The Marchese gave the lire to the blind man, and the musicians went drearily out.

Then Hermione held out her hand at once.

“I must go now. It is late.”

“You are going by sea, Signora?”

“Yes.”

“I will accompany you.”

“No, indeed. I couldn’t think of it. You have friends.”

“They will understand. Have you your own boat?”

“No.”

“Then of course I shall come with you.”

But Hermione was firm. She knew that to-night the company of this young man would be absolutely unbearable.

“Marchese, indeed I cannot—I cannot allow it. We Englishwomen are very independent, you know. But you may call me a boat and take me down to it, as you are so kind.”

“With pleasure, Signora.”

He went to the open window. At once the boatman’s cry rose up.

“Barca! Barca!”

“That is Andrea’s voice,” said the Marchesino. “I know him. Barca—si!”

The boat began to glide in towards the land.

As they went out the Marchesino said:

“And how is the Signorina?”

“Very well.”

“I have had a touch of fever, Signora, or I should have come over to the island again. I stayed too long in the sea the other day, or—” He shrugged his shoulders.
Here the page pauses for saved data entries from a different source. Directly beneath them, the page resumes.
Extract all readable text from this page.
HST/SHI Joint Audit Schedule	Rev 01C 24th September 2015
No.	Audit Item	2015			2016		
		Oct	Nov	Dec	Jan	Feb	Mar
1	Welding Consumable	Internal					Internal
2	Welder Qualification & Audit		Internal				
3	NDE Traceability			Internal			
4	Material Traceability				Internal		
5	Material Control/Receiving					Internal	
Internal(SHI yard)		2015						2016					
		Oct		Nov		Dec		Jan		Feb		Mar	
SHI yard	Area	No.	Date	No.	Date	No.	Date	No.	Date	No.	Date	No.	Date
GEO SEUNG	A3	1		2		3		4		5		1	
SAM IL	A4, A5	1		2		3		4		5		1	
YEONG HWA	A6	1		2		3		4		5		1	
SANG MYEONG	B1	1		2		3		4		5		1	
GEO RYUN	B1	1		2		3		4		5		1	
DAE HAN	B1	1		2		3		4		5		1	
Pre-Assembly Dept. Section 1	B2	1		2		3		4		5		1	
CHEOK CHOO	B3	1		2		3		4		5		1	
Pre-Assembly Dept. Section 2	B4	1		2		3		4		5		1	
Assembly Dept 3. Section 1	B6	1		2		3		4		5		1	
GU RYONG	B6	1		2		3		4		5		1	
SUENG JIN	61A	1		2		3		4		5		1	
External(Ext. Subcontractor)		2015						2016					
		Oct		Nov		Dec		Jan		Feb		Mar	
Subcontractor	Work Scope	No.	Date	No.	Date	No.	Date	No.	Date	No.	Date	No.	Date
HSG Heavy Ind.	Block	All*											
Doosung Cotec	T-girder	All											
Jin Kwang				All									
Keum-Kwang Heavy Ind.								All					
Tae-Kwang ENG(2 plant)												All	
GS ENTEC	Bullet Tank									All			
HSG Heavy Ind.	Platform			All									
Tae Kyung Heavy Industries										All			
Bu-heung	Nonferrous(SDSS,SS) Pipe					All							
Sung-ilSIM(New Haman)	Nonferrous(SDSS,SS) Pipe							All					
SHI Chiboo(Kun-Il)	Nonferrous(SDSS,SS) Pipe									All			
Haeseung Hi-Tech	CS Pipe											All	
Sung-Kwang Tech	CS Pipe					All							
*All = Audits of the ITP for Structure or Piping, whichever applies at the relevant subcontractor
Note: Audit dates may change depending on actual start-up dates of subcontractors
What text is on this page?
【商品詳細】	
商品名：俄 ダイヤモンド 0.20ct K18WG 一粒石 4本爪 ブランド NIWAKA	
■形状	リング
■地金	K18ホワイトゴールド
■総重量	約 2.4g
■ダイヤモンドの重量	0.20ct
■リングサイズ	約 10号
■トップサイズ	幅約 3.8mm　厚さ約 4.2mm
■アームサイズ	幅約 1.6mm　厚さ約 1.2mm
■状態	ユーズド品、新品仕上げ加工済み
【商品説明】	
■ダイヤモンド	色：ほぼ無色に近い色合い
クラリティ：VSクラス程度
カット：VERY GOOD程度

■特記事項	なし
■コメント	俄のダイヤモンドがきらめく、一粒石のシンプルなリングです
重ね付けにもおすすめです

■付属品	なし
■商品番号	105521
“I’m sorry,” said Hermione. “You are very pale to-night.”

For the first time she looked at him closely, and saw that his face was white, and that his big and boyish eyes held a tired and yet excited expression.

“It is nothing. It has passed. And our friend—Emilio? How is he?”

A hardness had come into his voice. Hermione noticed it.

“We have not seen him lately. I suppose he has been busy.”

“Probably. Emilio has much to do in Naples,” said the Marchesino, with an unmistakable sneer. “Do allow me to escort you to the island, Signora.”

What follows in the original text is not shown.